As with the midnight peaks of Værøy, the sun gives the rock a warm red-orange hue, like glowing embers, yet it’s a haphazard sundial here, the strange angles of the land and the long distances between the mountains meaning illumination isn’t always coming where I expect it. Now, on the rough moorland between here and Quinag, a small scooped rise is picked out in gleaming russet, everything around it remaining in frosted brown shadow. Then, to the south-west , on the Coigach peninsula, that wee knobbly hill at Achnahaird suddenly brightens.
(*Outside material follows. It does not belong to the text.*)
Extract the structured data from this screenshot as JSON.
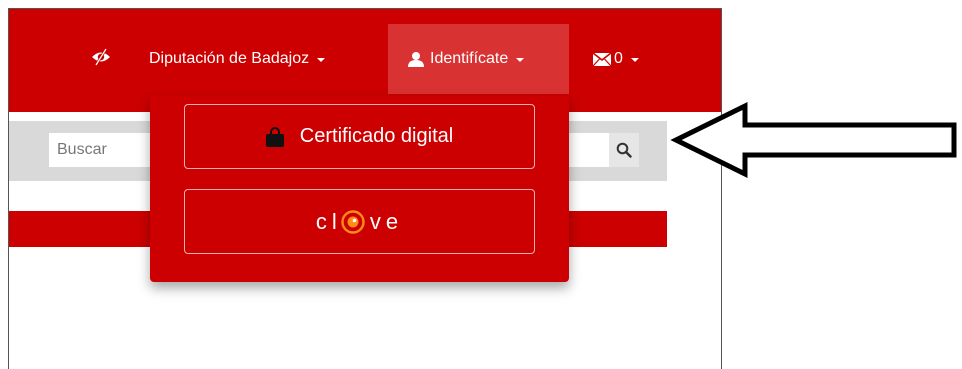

I look westward. Across the Minch, the Long Island is reddening, its foreshores rosy below snowy peaks. The long line of clumpy cumulus clouds which sits above the island, skimming the high tops, shines softly, and above those, a half-moon hangs chalk-white in the pale blue sky. Between the clouds and the moon, the sky, which was deep pink, is turning a limey yellow.
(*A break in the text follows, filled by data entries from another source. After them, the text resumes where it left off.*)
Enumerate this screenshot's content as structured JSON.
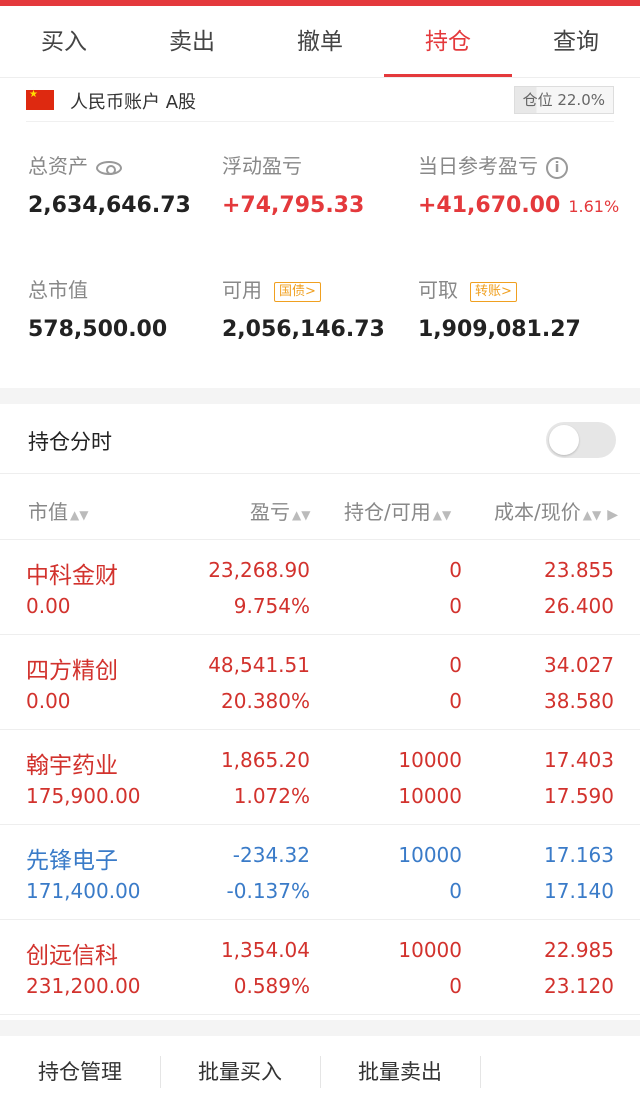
{
  "tabs": [
    "买入",
    "卖出",
    "撤单",
    "持仓",
    "查询"
  ],
  "account": {
    "name": "人民币账户 A股",
    "position_ratio": "仓位 22.0%"
  },
  "metrics": {
    "total_assets_label": "总资产",
    "total_assets": "2,634,646.73",
    "float_pl_label": "浮动盈亏",
    "float_pl": "+74,795.33",
    "daily_pl_label": "当日参考盈亏",
    "daily_pl": "+41,670.00",
    "daily_pl_pct": "1.61%",
    "market_value_label": "总市值",
    "market_value": "578,500.00",
    "available_label": "可用",
    "available_tag": "国债>",
    "available": "2,056,146.73",
    "withdrawable_label": "可取",
    "withdrawable_tag": "转账>",
    "withdrawable": "1,909,081.27"
  },
  "holdings_section": {
    "title": "持仓分时"
  },
  "columns": {
    "market_value": "市值",
    "pl": "盈亏",
    "position": "持仓/可用",
    "cost_price": "成本/现价"
  },
  "rows": [
    {
      "name": "中科金财",
      "mv": "0.00",
      "pl": "23,268.90",
      "pl_pct": "9.754%",
      "pos": "0",
      "avail": "0",
      "cost": "23.855",
      "price": "26.400",
      "color": "red"
    },
    {
      "name": "四方精创",
      "mv": "0.00",
      "pl": "48,541.51",
      "pl_pct": "20.380%",
      "pos": "0",
      "avail": "0",
      "cost": "34.027",
      "price": "38.580",
      "color": "red"
    },
    {
      "name": "翰宇药业",
      "mv": "175,900.00",
      "pl": "1,865.20",
      "pl_pct": "1.072%",
      "pos": "10000",
      "avail": "10000",
      "cost": "17.403",
      "price": "17.590",
      "color": "red"
    },
    {
      "name": "先锋电子",
      "mv": "171,400.00",
      "pl": "-234.32",
      "pl_pct": "-0.137%",
      "pos": "10000",
      "avail": "0",
      "cost": "17.163",
      "price": "17.140",
      "color": "blue"
    },
    {
      "name": "创远信科",
      "mv": "231,200.00",
      "pl": "1,354.04",
      "pl_pct": "0.589%",
      "pos": "10000",
      "avail": "0",
      "cost": "22.985",
      "price": "23.120",
      "color": "red"
    }
  ],
  "bottom_actions": [
    "持仓管理",
    "批量买入",
    "批量卖出"
  ]
}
Back on the mainland, the upper edges of the moorland in the north-west are beginning to glow. The horizon in the south-east is a pale dense yellow, the huge bulk of Suilven standing blue in its centre, its tall humped head a sentinel, a watchtower. To the right of it, the angular silhouette of Cul Mor is backlit. A cold wind blows out from them, rising with the light.
I keep watch.
The sunlight on the north-western moorland inches infinitely closer. I can see the headlights of a car over there at the viewpoint, now in sunlight. I can also, through my binoculars, see a few ships illuminated out at sea, their bright white floodlights, like the car headlights, seeming puny and fake in the slowly flooding dawn. A pink-red freighter is passing on in front of the red cliffs of the Shiants, a lurid fuscia colour against the rich blue water.
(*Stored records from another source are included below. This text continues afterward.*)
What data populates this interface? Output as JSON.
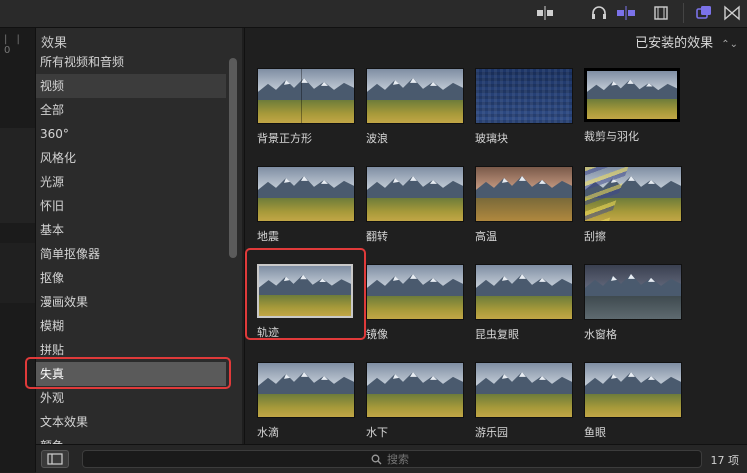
{
  "panel_title": "效果",
  "installed_filter": "已安装的效果",
  "categories": [
    "所有视频和音频",
    "视频",
    "全部",
    "360°",
    "风格化",
    "光源",
    "怀旧",
    "基本",
    "简单抠像器",
    "抠像",
    "漫画效果",
    "模糊",
    "拼贴",
    "失真",
    "外观",
    "文本效果",
    "颜色"
  ],
  "selected_category": "失真",
  "effects": [
    {
      "label": "背景正方形",
      "style": "split"
    },
    {
      "label": "波浪",
      "style": "normal"
    },
    {
      "label": "玻璃块",
      "style": "blue"
    },
    {
      "label": "裁剪与羽化",
      "style": "crop"
    },
    {
      "label": "地震",
      "style": "normal"
    },
    {
      "label": "翻转",
      "style": "normal"
    },
    {
      "label": "高温",
      "style": "warm"
    },
    {
      "label": "刮擦",
      "style": "streak"
    },
    {
      "label": "轨迹",
      "style": "selected"
    },
    {
      "label": "镜像",
      "style": "normal"
    },
    {
      "label": "昆虫复眼",
      "style": "normal"
    },
    {
      "label": "水窗格",
      "style": "night"
    },
    {
      "label": "水滴",
      "style": "normal"
    },
    {
      "label": "水下",
      "style": "normal"
    },
    {
      "label": "游乐园",
      "style": "normal"
    },
    {
      "label": "鱼眼",
      "style": "normal"
    }
  ],
  "selected_effect": "轨迹",
  "search": {
    "placeholder": "搜索",
    "value": ""
  },
  "item_count": "17 项",
  "left_strip_ticks": "|  |  0",
  "colors": {
    "accent": "#7b72e9",
    "highlight": "#e03a3a"
  }
}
And now it comes, the sun, on the high ground between Suilven and Cul Mor. It appears at first like a tiny gold star, then a curve, then a full face of nuclear radiance. I’m dazed a minute, sun-struck. The wind picks up even more so that I’m actually colder. I look around and suddenly all the colour’s gone. The clouds and the snowy mountains are all just white. The freighter, now north of the Shiants, is dull red, while the island cliffs and foreslopes are brown, as is the tussocky moorland all around me.
I pick my way back across the frosted rocks and frozen bog to the road and walk back, downhill, into shadow. The air is still again but the cold is deep and damp. The small roadside trees are so thickly coated in frost they look snow-covered. I wind my way into the woods behind the harbour. Here, the frosted twigs and branches form a latticework so dense that from a distance it looks like smoke. Occasional beech saplings hang onto their crinkled orange leaves, like mysterious clootie trees. At the edge of the woods the broom has grown so tall that it curves over my head like exotic white palm trees. It’s all very surreal. My mind almost can’t believe what it’s seeing, as if it’s frozen in suspension, chilled into stillness.
I walk back round the head of the loch, through the village. The frost growing on the grass on the wall of the playing field is so thick that the ice crystals must be at least half a centimetre long, giving the blades the appearance of being furred or feathered. I run my thumb and forefinger up their length, feeling the tiny shards fall off, cold and almost dry under my skin. I imagine I can hear them tinkling as they fall and it suddenly seems so intimate. I notice a young man walking towards me and feel almost embarrassed to have been caught in such a flagrantly sensual act. I can’t help it though and I carry on after he has passed, this miniature crystalline delicacy a compelling contrast to the solid heft of the mountains, yet all held equally fast in the strong stiff cold.